Another way to do less is by lessening your extra curricular activities if they are happening on autopilot and in a whirlwind. You must ask yourself, “does this activity help me enjoy time or do I feel like I am losing time?” If it’s hard to tell, you might need a “doing” detox to discover what you actually enjoy. A “doing” detox can look like reading less, interneting less, less self-improvement, less social engagements, less television, check email less, check social media less, etc. You might even find yourself bored at first, but it is safe to say that if you always have something to do, you have not yet learned to create more time. Boredom, stillness, and curiosity are the fertile ground of time.
Step 4: Be More
Doing and being can look quite similar from the outside. Don’t be fooled. Doing takes time, while being makes time. You could be in a social engagement as “doing” or as “being”. It could be adding time to your life or taking it away. Doing has a planned trajectory with a goal, its intricacies require time. Being is not planned, not forced, not exerted. The trajectory and goal are unbeknownst and “unbecarest” to the be-er, for they are simply being, flowing with life.
If a social engagement, a book, a walk, or any activity asks you to gain a specific merit, this is a sign you are “doing”. If you must end up more wise, more liked, more understood, more giving, more accomplished, this is a clear sign that you have added yet another activity to your to “do” list, and to “do” lists take time, not make.
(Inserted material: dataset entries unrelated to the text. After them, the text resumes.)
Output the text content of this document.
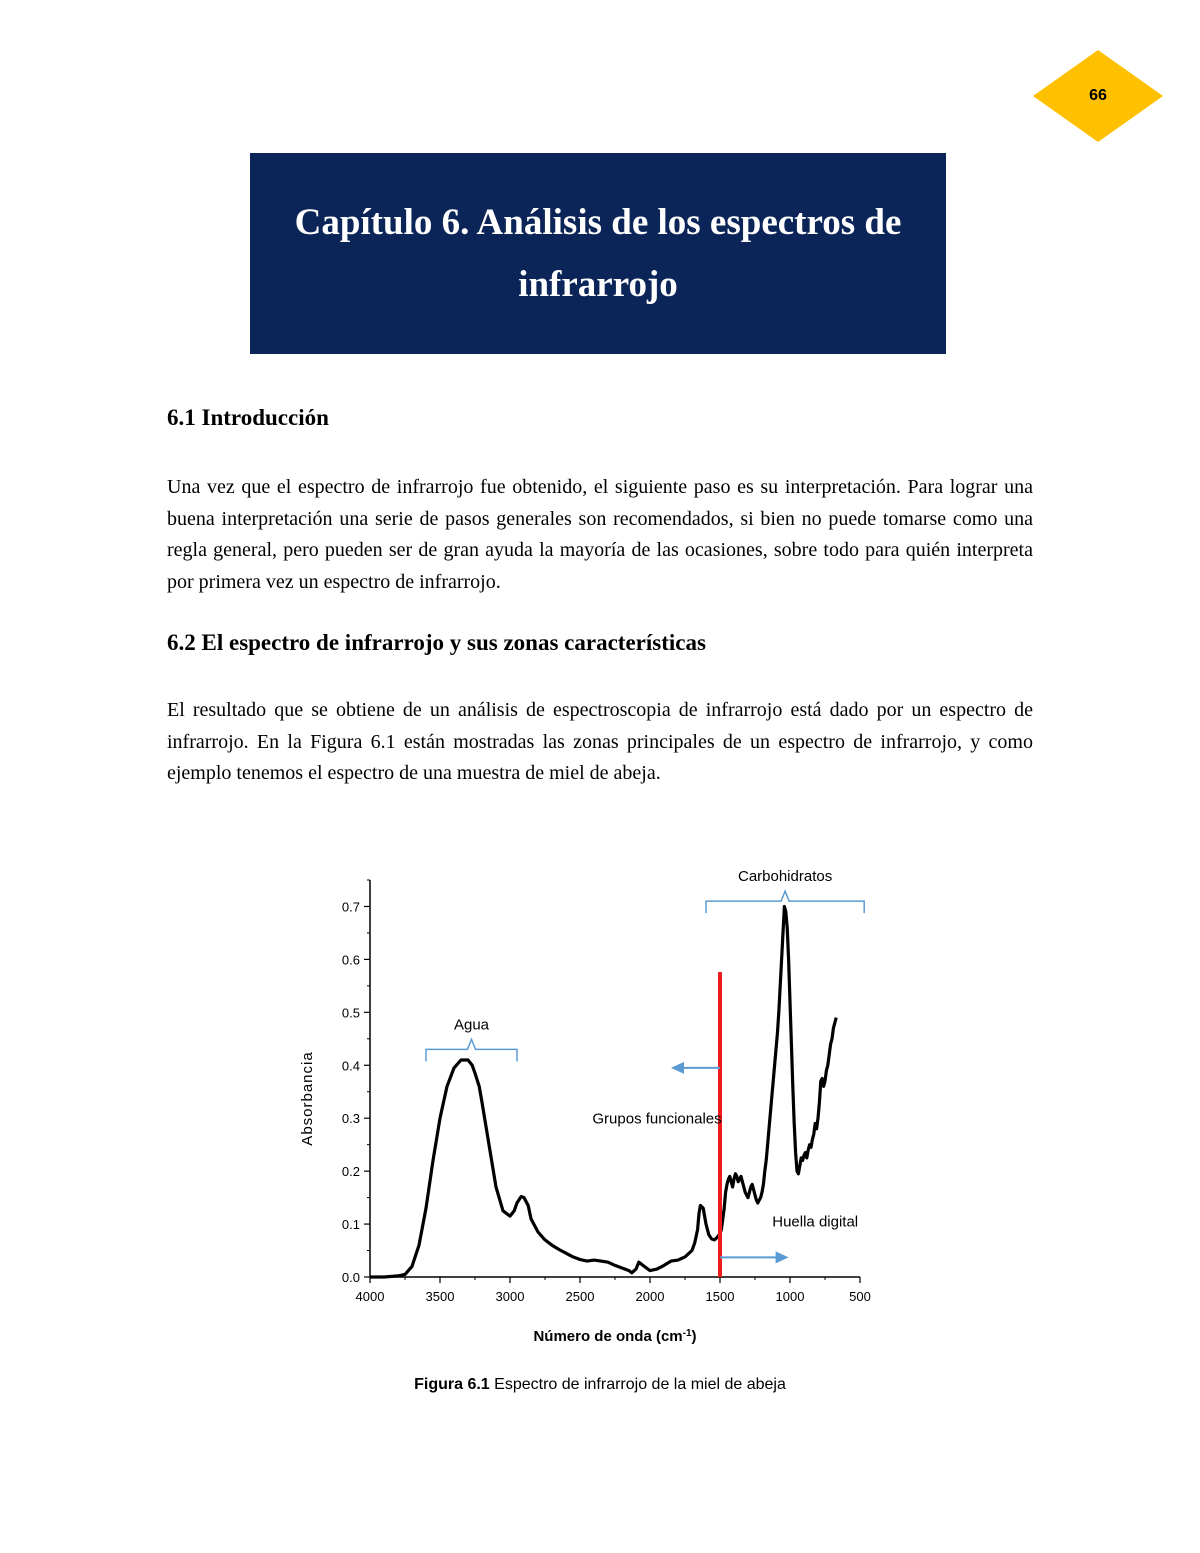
66
Capítulo 6. Análisis de los espectros de infrarrojo
6.1 Introducción

Una vez que el espectro de infrarrojo fue obtenido, el siguiente paso es su interpretación. Para lograr una buena interpretación una serie de pasos generales son recomendados, si bien no puede tomarse como una regla general, pero pueden ser de gran ayuda la mayoría de las ocasiones, sobre todo para quién interpreta por primera vez un espectro de infrarrojo.

6.2 El espectro de infrarrojo y sus zonas características

El resultado que se obtiene de un análisis de espectroscopia de infrarrojo está dado por un espectro de infrarrojo. En la Figura 6.1 están mostradas las zonas principales de un espectro de infrarrojo, y como ejemplo tenemos el espectro de una muestra de miel de abeja.

4000	3500	3000	2500	2000	1500	1000	500
0.0
0.1
0.2
0.3
0.4
0.5
0.6
0.7
Número de onda $(cm^{-1})$
Absorbancia
Agua
Carbohidratos
Grupos funcionales
Huella digital
Figura 6.1 Espectro de infrarrojo de la miel de abeja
In being, which is closely related to the art of doing nothing, you can feel the essence of time. Time becomes palpable. Time begins to spin a web right before you, and you have learned to create more of it. This essence of time is, in fact, always here, but in our “doing” states we cannot sense it, cannot feel it, cannot appreciate it and cannot have more of it. In doing, our focus on a goal and narrative takes us right out of time. In being, time unfolds itself to us, unwrapping like the present. To be or not to be is the question, and the answer is time.